Aquel día de julio de 1348 llovía a cántaros en Alboraya, poblado de la región de Valencia (España). Numerosos relámpagos, seguidos de truenos aterradores, acentuaban el peligro del fuerte aguacero. Sentado junto a la ventana, el párroco preparaba el sermón de la misa dominical, confiado en que la inclemencia del tiempo lo libraría de interrupciones.
Por esto mismo, no fue pequeña su sorpresa al ver que el molinero de Almácera, la aldea vecina, se acercaba a toda carrera:
–¿Qué pasa, hijo mío?
–¡Padre, lo necesitamos con urgencia! ¡Un pobre enfermo de Almácera está muy mal y ruega que le den el Santo Viático!
El párroco titubeó un momento. Salir con el Santísimo Sacramento bajo aquella tempestad desatada parecía un acto de gran imprudencia; pero su corazón sacerdotal amante de la Eucaristía no podía dejar morir a un parroquiano sin ese consuelo en la hora decisiva, y respondió con aplomo:
–¡Vamos, hijo mío!
Se revistió con sobrepelliz y estola, montó en la mula traída por el molinero y lo siguió a casa del agonizante.
Para llegar hasta Almácera era necesario vadear un pequeño río llama llamado Carraixet. Si la travesía era incómoda en condiciones normales, en época de lluvias llegaba a ser francamente peligrosa.
No obstante, lograron pasar sin gran esfuerzo y llegaron a tiempo para oír en confesión al feligrés moribundo y darle el Santísimo Sacramento.
Pero a la vuelta esperaba el Carraixet desbordado. La impetuosa corriente derribó al sacerdote de la mula, el copón se escapó de sus manos y fue tragado por las aguas, ¡todavía con tres Hostias consagradas!
Al párroco de Alboraya no le faltaba energía ni valor. Se lanzó al torrente para recuperar el copón, pero fue en vano. La noticia del accidente se divulgó con rapidez y muchos campesinos de los alrededores llegaron para ayudar al rescate. Tras una noche entera de búsqueda, el copón fue encontrado al alba vacío y destapado.
Llenos de fe y de amor al Señor Sacramentado, aquellos campesinos no desmayaron; unos nadando y otros a lo largo de las orillas, prosiguieron la búsqueda hasta llegar a la desembocadura del río en el mar.

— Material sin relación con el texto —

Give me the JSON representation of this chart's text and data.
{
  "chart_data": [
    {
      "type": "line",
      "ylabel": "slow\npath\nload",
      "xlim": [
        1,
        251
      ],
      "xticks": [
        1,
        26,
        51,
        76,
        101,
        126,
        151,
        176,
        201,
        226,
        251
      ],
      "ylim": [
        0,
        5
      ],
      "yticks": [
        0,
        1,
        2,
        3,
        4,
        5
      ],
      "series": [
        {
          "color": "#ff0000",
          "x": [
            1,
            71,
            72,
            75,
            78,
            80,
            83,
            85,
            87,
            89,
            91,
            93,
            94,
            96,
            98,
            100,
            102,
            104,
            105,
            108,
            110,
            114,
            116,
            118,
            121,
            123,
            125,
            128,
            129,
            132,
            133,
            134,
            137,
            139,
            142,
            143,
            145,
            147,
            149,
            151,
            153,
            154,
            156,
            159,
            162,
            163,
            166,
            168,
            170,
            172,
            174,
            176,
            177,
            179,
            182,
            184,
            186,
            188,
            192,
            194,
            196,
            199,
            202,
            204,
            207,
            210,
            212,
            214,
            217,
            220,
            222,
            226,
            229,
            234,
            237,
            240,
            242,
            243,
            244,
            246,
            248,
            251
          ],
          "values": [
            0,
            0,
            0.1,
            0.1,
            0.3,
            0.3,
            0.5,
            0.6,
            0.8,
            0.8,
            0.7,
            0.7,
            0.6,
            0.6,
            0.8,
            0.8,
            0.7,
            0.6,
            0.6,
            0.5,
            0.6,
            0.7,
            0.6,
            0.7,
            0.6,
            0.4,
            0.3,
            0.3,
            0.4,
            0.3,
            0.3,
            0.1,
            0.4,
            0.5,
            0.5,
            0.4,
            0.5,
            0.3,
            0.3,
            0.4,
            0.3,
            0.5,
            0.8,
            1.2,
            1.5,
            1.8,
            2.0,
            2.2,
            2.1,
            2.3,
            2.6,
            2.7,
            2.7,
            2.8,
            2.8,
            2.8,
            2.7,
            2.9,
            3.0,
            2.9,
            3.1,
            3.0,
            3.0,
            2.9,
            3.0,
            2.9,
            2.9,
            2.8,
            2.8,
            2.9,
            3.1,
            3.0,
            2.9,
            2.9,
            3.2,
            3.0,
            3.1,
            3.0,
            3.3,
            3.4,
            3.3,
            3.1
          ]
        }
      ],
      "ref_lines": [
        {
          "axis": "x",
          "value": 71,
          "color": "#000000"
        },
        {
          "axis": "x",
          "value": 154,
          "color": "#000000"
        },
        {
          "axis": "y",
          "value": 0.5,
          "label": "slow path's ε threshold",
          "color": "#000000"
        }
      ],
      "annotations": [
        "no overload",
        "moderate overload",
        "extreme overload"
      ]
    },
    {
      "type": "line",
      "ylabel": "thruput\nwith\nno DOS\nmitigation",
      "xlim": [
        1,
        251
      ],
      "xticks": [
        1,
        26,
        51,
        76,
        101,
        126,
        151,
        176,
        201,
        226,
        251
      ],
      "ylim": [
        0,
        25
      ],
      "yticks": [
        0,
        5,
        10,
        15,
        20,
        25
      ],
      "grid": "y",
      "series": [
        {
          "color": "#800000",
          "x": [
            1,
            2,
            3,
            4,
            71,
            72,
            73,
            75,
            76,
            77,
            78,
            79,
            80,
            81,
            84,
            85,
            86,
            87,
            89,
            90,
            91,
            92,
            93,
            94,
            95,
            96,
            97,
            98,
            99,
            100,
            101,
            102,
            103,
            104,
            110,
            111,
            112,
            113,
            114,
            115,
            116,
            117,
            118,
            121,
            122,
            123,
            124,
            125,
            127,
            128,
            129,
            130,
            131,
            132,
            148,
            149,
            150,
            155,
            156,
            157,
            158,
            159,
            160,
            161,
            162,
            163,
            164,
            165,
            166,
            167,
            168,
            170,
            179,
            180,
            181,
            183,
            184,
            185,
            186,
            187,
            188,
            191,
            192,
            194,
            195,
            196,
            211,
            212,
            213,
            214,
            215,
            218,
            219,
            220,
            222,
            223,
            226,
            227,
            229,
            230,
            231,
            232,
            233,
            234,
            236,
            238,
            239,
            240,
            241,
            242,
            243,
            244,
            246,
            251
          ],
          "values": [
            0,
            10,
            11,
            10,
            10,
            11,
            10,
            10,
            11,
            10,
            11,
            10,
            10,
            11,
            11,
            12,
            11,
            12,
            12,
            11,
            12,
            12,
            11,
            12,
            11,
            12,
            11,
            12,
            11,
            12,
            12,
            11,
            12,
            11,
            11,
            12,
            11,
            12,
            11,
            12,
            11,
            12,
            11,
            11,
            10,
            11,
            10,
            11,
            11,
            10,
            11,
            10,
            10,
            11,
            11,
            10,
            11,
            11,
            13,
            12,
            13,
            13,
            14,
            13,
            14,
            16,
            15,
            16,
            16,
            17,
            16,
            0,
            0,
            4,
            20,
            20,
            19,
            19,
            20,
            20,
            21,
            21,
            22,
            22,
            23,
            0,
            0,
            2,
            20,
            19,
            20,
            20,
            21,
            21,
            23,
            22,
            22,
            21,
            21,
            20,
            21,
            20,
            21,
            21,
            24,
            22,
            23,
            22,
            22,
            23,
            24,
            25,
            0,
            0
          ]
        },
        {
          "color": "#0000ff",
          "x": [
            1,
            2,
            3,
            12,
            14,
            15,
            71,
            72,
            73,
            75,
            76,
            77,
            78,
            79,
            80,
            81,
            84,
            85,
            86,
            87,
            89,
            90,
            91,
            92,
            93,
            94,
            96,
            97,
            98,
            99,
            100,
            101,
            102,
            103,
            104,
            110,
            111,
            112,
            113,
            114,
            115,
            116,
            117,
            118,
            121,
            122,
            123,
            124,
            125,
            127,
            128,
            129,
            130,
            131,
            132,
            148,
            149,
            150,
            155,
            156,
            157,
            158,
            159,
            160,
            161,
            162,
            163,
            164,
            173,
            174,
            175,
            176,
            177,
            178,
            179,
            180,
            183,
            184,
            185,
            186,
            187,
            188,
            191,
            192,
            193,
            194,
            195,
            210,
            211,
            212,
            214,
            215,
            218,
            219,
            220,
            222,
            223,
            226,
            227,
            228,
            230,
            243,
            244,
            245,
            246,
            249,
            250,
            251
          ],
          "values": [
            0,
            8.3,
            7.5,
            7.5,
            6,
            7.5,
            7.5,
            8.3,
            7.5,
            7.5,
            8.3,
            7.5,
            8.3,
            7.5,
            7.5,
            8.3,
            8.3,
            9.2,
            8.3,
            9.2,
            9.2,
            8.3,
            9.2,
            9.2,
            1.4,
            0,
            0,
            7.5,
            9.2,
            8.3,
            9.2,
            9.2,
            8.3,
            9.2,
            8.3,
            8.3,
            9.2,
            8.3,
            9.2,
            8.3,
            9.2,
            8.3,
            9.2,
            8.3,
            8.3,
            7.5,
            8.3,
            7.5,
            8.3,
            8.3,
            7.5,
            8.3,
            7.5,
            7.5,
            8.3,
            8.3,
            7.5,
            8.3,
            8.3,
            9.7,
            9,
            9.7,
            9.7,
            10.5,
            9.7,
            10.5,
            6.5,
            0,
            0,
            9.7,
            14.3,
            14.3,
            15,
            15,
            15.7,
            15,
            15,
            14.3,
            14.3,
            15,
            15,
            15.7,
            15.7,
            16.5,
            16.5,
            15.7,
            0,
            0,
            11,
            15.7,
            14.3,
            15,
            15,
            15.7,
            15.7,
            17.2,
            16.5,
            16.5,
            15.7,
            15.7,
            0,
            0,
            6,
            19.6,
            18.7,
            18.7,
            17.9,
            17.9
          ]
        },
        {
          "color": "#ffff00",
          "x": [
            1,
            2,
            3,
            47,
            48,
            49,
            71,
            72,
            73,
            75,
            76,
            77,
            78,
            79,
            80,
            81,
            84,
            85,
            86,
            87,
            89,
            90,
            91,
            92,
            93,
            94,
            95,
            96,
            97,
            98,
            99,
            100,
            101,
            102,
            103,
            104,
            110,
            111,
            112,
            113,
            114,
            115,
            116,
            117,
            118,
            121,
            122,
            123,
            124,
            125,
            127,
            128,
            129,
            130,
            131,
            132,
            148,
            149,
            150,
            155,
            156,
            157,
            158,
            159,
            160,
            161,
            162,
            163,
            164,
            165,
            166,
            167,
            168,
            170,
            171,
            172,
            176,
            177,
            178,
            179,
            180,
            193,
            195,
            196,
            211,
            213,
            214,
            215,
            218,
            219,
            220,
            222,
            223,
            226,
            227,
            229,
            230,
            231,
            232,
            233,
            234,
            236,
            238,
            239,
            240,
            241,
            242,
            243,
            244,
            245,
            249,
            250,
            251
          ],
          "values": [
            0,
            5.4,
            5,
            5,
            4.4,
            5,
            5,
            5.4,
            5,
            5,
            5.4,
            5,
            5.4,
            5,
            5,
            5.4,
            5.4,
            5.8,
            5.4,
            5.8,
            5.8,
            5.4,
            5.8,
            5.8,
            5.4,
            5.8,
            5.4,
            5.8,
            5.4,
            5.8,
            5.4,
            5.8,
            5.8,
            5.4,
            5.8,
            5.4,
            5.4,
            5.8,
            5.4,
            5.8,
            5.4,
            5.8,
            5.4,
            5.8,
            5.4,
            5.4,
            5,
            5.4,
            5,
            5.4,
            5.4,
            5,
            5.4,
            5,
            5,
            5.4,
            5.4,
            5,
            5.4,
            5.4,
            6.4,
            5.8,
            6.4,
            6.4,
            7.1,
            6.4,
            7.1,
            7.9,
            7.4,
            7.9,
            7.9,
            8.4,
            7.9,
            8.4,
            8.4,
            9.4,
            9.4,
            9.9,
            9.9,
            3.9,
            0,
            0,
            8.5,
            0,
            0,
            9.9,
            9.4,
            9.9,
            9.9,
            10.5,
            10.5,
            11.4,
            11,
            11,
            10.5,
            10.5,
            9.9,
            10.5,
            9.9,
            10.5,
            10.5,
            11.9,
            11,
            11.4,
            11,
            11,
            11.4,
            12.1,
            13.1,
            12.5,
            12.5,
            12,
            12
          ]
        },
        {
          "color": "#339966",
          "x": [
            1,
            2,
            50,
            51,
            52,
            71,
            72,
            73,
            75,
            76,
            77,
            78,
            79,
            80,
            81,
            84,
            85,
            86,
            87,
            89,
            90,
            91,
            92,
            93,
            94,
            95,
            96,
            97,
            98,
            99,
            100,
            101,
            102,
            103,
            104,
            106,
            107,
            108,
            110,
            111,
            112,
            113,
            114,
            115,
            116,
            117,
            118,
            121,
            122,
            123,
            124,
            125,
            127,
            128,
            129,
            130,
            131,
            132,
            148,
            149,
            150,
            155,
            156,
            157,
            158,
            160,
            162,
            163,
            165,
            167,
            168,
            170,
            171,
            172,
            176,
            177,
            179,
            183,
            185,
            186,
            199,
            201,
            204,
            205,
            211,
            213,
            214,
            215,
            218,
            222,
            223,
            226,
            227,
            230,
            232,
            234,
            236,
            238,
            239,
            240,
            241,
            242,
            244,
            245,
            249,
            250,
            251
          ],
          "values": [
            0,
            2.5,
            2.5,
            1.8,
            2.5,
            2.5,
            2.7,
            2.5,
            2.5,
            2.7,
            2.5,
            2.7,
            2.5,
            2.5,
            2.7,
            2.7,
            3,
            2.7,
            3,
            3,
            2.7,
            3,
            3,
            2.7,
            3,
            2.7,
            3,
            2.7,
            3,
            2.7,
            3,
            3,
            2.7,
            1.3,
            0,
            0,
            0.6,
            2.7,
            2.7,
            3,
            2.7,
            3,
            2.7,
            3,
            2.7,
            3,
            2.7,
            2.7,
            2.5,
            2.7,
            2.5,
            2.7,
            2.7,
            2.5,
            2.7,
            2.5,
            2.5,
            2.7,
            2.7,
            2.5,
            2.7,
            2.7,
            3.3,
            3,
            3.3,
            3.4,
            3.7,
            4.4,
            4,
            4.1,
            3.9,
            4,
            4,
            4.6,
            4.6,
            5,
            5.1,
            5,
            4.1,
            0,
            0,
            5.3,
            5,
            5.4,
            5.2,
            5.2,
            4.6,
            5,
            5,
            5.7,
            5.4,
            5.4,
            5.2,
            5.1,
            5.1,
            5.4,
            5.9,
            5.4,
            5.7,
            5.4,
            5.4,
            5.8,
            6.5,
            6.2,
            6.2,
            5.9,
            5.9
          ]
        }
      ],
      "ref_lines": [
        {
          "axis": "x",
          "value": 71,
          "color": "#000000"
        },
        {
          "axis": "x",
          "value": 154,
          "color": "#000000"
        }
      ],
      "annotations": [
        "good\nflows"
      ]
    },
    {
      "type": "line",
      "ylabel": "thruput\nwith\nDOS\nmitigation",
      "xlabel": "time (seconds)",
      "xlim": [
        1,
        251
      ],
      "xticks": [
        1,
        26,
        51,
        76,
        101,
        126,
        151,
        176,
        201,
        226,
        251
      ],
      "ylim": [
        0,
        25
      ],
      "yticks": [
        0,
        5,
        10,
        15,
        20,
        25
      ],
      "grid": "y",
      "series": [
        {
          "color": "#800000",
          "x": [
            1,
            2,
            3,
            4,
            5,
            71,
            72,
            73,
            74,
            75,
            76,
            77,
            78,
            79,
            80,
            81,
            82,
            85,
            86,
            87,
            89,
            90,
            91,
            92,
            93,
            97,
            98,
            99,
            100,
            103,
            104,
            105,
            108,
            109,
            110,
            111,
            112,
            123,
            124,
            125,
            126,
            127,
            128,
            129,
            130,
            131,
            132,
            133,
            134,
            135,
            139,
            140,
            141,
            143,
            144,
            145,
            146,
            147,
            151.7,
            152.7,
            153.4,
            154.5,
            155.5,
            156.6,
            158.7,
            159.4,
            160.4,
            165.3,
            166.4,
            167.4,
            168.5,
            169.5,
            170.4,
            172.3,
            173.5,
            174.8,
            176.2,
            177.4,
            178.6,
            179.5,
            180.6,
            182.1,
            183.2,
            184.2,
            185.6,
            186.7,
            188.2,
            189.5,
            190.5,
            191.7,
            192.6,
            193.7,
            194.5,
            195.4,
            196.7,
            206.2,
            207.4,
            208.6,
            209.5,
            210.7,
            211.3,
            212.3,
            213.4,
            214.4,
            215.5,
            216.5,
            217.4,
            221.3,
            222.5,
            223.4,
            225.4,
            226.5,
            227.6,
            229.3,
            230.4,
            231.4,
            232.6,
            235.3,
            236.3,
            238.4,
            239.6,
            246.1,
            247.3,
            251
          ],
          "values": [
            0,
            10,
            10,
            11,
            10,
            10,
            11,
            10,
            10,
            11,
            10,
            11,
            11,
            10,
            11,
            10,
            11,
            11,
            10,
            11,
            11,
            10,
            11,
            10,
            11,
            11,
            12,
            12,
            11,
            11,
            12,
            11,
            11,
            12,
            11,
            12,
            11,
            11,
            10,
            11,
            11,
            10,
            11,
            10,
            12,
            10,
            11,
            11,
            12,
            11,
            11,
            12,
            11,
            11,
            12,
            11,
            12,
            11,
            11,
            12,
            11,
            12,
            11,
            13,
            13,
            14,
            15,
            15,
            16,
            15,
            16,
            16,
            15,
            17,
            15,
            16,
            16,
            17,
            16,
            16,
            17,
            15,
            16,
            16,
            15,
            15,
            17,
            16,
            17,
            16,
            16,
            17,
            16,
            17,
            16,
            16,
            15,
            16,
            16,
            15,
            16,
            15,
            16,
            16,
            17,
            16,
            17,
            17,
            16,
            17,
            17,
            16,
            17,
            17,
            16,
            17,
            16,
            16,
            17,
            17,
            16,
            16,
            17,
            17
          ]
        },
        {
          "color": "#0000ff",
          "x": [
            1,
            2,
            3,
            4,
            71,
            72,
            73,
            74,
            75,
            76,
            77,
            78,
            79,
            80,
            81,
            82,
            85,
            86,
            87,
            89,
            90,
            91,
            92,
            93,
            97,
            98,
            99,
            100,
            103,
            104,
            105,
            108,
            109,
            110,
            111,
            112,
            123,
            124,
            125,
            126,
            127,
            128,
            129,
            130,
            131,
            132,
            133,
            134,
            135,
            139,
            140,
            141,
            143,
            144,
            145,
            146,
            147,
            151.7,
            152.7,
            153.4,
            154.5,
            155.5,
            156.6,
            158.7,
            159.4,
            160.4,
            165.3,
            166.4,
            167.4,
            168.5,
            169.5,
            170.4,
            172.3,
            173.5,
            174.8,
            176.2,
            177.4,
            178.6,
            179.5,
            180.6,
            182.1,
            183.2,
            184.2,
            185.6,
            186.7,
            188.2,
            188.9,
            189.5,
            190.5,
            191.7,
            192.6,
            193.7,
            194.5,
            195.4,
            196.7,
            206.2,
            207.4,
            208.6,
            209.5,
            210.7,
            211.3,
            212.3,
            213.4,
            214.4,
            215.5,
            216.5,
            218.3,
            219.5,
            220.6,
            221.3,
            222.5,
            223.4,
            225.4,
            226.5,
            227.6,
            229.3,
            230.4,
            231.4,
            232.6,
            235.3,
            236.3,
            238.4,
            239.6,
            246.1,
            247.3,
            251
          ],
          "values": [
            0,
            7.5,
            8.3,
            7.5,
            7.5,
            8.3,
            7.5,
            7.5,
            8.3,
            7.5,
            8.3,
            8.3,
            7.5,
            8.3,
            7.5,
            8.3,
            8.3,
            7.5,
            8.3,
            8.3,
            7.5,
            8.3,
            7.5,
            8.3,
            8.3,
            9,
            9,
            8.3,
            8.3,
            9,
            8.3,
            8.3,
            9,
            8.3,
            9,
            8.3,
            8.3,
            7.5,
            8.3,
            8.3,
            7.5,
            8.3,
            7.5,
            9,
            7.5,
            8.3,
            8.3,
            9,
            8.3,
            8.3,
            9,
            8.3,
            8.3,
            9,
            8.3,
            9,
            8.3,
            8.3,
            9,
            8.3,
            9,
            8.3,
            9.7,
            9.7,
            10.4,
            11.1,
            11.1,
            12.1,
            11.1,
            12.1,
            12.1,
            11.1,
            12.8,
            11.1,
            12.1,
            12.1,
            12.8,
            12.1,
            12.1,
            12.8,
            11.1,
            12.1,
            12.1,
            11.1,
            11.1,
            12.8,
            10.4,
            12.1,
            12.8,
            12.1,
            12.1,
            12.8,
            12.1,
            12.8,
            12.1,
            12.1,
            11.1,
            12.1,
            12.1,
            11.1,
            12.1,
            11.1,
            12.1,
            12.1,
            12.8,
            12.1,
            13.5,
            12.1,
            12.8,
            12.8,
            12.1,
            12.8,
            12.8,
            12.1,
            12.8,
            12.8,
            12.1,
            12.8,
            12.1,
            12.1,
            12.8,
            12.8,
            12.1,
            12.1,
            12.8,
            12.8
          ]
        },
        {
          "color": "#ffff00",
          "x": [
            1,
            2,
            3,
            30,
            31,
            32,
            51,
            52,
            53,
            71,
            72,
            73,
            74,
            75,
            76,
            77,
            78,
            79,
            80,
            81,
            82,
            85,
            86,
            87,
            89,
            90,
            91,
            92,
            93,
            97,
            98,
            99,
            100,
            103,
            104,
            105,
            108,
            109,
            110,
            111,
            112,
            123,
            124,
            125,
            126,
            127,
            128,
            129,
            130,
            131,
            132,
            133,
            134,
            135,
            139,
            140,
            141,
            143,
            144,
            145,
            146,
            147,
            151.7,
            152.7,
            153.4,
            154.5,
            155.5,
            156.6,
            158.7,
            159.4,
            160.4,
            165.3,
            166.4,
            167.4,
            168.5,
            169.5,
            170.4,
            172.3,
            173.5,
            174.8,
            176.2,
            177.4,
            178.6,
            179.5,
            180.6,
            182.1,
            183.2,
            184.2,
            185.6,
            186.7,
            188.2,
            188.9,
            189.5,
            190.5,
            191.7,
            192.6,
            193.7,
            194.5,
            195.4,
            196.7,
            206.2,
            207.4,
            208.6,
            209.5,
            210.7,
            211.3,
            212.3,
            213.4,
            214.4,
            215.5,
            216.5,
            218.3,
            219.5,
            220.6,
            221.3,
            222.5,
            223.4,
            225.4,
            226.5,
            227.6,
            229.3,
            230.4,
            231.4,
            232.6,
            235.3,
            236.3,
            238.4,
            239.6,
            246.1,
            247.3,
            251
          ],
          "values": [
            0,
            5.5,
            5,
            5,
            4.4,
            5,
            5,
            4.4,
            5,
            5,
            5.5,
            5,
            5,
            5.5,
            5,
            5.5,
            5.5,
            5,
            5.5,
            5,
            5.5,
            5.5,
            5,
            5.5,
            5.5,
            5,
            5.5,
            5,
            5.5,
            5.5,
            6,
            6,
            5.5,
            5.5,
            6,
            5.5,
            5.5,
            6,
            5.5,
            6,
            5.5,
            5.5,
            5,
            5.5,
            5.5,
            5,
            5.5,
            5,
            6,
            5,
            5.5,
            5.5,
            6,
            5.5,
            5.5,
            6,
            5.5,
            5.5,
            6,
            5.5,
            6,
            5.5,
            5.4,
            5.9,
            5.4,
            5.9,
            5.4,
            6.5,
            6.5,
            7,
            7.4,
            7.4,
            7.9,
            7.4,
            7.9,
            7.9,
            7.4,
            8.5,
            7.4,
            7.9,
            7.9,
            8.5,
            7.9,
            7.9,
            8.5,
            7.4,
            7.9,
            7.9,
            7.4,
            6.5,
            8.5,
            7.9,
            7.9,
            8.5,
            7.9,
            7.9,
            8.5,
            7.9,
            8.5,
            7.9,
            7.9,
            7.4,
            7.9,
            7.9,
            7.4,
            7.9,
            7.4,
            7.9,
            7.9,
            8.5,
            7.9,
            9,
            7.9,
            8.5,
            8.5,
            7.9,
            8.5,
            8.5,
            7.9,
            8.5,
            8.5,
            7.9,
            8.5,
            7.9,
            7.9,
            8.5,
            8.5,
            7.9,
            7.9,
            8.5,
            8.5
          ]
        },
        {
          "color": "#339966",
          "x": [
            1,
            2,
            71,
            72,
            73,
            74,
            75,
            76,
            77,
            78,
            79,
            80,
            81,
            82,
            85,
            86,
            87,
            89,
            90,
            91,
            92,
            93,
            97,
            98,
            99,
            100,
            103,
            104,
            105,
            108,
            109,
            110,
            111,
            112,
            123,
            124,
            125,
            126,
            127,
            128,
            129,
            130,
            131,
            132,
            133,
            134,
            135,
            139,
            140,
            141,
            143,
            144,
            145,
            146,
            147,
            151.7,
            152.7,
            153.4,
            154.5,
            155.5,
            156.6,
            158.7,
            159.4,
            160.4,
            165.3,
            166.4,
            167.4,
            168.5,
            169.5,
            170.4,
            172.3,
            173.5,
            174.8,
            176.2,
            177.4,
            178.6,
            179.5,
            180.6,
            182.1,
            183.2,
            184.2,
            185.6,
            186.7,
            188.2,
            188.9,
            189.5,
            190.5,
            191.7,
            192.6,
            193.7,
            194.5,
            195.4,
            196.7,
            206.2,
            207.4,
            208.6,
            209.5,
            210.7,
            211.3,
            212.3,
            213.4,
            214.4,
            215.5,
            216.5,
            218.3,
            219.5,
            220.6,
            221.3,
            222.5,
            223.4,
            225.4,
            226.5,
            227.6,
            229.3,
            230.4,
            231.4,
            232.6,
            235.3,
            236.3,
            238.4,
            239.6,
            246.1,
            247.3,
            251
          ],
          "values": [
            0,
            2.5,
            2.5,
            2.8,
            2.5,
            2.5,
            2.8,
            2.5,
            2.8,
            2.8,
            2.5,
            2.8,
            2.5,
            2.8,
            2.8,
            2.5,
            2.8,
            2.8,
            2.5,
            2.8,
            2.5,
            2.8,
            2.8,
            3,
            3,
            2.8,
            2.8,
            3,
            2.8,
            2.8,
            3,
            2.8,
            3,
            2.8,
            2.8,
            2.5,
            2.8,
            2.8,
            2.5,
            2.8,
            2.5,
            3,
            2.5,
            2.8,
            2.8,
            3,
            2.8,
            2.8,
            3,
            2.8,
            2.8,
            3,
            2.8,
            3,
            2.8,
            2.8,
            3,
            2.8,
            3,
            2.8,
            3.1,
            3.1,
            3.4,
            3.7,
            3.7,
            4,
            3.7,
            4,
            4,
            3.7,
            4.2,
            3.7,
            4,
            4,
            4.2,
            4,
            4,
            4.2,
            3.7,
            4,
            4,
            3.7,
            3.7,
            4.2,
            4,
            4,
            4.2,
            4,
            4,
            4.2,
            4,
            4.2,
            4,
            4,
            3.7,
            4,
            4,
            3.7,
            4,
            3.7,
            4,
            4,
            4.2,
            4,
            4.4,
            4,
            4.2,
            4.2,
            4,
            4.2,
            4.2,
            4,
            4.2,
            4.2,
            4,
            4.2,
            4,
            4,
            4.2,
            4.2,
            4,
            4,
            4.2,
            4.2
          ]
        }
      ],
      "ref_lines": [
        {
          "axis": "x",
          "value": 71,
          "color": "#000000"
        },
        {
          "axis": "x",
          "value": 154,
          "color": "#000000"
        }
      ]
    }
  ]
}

Ahí fueron testigos de un espléndido milagro: tres grandes peces bañados por una luz resplandeciente permanecían inmóviles en el tumulto de las aguas, levantando sus cabezas y sujetando cada uno en su boca una de las preciosísimas Hostias.
Los vecinos de Alboraya cayeron de rodillas y se quedaron en adoración al Santísimo Sacramento, mientras alguien corrió a comunicar la buena noticia al párroco. Éste no tardó en llegar vestido con sobrepelliz, estola y capa pluvial, seguido por una multitud de hombres, mujeres y niños. Entonces, los peces se acercaron a la orilla para depositar las tres Formas en las manos del sacerdote.
El párroco colocó las Hostias en un rico cáliz y se reunió con los fieles, que cantaban himnos al Señor Sacramentado, y junto a ellos partió en procesión hacia la iglesia de Alboraya, donde celebró una solemne misa en acción de gracias.
Seguidamente redactó un informe al obispo de Valencia, Mons. Hugo de Fenollet, sobre el prodigioso acontecimiento. El obispo mandó investigar la veracidad de los hechos mediante las declaraciones de los testigos ante el notario eclesiástico.
En memoria del milagro se edificaron dos capillas, una cerca del lugar en donde cayó el párroco y otra junto al mar. El copón recuperado del río fue obsequiado al obispo de Almácera.
En otro hermoso copón quedó grabada la escena de los tres peces tomando las santas Hostias, con la siguiente inscripción:
Quis divina neget Panis Mysteria quando muto etiam piscis praedicat ore fidem? – “¿Quién negará de este Pan el Misterio, cuando un mudo pez nos predica la fe?”